The South Financial Group's main subsidiary is Carolina First Bank of Greenville, S.C. The bank was not included in the most recent version of TheStreet's Bank Watch List of undercapitalized institutions because its Tier 1 leverage ratio was 7.13% and its total risk-based capital ratio stood at 10.55% as of March 31, putting it above the 5% and 10% levels required for most banks to be considered well capitalized by regulators.

However, in a recent filing with the Securities and Exchange Commission, South Financial said the bank was "no longer deemed to be 'well capitalized'" because of an April 30 order from state regulators and the Federal Deposit Insurance Corp. requiring the bank to raise its capital ratios to 8% and 12% respectively within 120 days.
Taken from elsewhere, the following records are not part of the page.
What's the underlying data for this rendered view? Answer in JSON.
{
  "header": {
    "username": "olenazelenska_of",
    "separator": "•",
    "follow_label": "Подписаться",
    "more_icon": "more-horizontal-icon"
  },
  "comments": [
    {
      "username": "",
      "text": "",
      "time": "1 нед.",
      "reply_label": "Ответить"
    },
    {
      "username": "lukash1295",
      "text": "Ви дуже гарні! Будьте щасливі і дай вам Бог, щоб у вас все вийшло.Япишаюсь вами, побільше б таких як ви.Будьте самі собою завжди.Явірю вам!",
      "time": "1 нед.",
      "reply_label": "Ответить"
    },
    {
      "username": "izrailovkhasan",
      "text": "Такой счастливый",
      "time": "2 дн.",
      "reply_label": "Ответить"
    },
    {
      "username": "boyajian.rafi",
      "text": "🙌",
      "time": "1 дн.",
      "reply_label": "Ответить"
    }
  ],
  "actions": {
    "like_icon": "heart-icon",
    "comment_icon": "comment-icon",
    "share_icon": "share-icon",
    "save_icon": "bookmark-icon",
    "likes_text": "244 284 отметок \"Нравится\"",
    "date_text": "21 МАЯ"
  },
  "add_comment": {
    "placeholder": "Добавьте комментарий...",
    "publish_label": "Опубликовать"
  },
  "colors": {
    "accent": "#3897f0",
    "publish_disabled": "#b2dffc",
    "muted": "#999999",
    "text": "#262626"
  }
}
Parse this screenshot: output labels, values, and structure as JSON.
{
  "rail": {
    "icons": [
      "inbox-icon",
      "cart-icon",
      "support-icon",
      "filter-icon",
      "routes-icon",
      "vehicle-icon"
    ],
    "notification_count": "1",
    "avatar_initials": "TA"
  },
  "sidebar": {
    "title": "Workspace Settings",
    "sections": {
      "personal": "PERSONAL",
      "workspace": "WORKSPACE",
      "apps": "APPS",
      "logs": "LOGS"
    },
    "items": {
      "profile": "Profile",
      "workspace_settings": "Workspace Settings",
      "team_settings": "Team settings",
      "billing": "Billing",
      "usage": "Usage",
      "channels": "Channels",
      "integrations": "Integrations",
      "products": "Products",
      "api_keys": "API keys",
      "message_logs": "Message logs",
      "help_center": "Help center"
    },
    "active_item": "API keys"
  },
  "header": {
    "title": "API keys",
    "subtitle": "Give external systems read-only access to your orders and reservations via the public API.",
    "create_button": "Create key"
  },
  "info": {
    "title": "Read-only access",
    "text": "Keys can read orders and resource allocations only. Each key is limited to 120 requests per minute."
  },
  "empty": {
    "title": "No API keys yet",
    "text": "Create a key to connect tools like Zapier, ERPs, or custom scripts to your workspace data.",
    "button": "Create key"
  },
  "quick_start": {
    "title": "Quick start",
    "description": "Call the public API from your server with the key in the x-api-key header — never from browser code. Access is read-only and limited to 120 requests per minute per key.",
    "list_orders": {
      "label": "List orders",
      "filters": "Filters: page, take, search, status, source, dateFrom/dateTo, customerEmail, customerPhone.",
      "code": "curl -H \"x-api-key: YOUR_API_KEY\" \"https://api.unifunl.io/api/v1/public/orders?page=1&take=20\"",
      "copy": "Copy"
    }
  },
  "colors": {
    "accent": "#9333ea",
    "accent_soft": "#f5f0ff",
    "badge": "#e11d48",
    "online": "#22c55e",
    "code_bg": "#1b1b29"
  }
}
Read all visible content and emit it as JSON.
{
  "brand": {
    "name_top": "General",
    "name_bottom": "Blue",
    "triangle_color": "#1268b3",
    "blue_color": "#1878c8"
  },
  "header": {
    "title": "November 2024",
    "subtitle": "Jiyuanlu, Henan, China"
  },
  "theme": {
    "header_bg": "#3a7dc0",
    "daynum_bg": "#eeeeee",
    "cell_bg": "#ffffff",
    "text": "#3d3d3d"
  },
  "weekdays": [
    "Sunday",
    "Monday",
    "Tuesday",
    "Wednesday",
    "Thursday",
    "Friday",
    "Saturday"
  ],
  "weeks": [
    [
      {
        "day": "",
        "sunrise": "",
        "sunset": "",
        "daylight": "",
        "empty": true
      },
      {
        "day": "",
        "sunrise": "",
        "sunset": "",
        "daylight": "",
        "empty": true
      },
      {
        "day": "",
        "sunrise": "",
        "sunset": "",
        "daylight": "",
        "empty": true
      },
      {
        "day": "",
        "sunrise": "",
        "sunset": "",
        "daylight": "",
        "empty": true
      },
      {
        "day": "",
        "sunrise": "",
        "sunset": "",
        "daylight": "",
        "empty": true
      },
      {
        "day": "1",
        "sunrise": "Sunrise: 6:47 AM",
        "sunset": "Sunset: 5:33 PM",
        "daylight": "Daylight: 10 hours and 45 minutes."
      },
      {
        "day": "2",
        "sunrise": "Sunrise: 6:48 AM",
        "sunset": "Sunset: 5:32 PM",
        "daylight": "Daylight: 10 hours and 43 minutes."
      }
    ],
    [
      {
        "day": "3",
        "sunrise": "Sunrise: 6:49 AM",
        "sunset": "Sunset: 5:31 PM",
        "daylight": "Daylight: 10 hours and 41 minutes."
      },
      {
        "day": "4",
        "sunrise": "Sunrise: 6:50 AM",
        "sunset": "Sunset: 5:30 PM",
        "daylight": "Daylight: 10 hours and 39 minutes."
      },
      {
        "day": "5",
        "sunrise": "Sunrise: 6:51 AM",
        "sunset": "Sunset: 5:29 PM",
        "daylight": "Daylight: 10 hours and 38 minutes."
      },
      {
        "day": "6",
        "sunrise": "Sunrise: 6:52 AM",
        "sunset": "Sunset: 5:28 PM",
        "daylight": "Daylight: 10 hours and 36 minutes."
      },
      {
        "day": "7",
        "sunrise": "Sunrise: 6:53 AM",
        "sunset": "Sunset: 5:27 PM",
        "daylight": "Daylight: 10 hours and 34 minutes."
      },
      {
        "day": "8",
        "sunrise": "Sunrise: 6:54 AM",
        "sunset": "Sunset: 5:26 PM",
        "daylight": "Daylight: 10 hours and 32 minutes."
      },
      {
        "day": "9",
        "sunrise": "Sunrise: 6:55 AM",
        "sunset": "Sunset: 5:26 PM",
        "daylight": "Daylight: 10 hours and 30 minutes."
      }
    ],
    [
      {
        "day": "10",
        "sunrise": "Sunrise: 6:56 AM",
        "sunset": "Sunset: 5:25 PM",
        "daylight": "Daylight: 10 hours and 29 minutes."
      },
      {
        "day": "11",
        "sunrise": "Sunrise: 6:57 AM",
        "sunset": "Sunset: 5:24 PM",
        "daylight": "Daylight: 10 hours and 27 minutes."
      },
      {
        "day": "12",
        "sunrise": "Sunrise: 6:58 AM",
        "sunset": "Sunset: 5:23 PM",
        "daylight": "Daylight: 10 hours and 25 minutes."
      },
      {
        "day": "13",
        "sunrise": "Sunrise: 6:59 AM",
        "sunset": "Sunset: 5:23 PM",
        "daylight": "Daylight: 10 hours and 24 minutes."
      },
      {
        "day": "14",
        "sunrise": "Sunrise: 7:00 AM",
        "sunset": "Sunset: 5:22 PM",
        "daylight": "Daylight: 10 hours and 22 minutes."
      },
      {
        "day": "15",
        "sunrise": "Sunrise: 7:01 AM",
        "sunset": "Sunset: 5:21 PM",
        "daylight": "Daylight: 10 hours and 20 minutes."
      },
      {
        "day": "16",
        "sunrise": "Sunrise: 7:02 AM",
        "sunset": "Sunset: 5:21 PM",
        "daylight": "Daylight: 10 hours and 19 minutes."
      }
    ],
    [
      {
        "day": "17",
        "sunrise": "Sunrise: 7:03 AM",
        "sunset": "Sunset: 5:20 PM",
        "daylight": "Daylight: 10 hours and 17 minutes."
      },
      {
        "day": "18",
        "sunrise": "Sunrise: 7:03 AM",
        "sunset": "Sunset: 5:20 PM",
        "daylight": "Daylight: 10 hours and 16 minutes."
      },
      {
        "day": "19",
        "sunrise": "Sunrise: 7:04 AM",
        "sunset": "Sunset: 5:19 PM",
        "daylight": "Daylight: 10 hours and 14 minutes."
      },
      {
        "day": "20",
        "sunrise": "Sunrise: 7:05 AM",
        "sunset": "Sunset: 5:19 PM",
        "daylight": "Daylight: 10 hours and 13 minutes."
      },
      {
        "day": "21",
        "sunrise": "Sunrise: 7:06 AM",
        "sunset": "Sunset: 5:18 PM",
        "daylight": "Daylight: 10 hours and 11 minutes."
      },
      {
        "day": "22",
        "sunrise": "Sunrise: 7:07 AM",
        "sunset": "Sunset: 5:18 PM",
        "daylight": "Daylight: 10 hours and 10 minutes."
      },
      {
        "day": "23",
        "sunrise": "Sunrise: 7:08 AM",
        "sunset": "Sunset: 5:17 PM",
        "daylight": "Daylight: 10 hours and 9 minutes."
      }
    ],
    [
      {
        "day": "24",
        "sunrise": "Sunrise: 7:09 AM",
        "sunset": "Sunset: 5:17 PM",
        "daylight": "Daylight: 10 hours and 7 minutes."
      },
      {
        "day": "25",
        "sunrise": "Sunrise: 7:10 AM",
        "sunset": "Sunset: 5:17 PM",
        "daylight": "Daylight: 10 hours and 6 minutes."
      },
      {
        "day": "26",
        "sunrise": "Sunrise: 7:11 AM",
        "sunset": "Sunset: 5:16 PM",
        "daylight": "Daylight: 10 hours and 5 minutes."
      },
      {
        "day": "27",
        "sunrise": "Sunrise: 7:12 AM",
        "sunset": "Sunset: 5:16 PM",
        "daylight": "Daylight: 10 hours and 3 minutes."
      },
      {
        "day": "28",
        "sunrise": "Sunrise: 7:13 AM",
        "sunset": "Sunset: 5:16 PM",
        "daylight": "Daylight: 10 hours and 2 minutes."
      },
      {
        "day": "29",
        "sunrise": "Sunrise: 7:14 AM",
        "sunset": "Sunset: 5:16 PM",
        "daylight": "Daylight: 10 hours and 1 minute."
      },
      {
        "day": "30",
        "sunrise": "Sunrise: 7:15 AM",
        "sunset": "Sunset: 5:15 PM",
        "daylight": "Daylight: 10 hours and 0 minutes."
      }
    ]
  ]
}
The South Financial Group posted a first-quarter net loss of $80.6 million on April 20 after losing $676.3 million in 2009, mainly from charge-offs of delinquent construction loans and commercial loans, and it had $12.4 billion in total assets at quarter's end, down from $13.3 billion at the same time a year earlier.

Late Monday, TD Bank agreed to pay about $61 million, or 28 cents a share, for South Financial's common stock, which closed at 30 cents yesterday. While TD Bank CEO Ed Clark touted the deal as "exactly the kind of unassisted transaction that we've said we're comfortable doing," he meant unassisted by the FDIC, which would have absorbed losses if the bank had failed.

Portraying this deal as "unassisted," however, was a stretch as there was significant assistance from the Treasury, which agreed to sell $347 million worth of South Financial preferred stock and warrants to TD for just $130.6 million. South Financial had issued the preferred shares to the Treasury in return for bailout money provided in December 2008 via the Troubled Assets Relief Program, or TARP. The compromise on the TARP monies looks like the trade-off for doing the deal before South Financial's situation deteriorated further.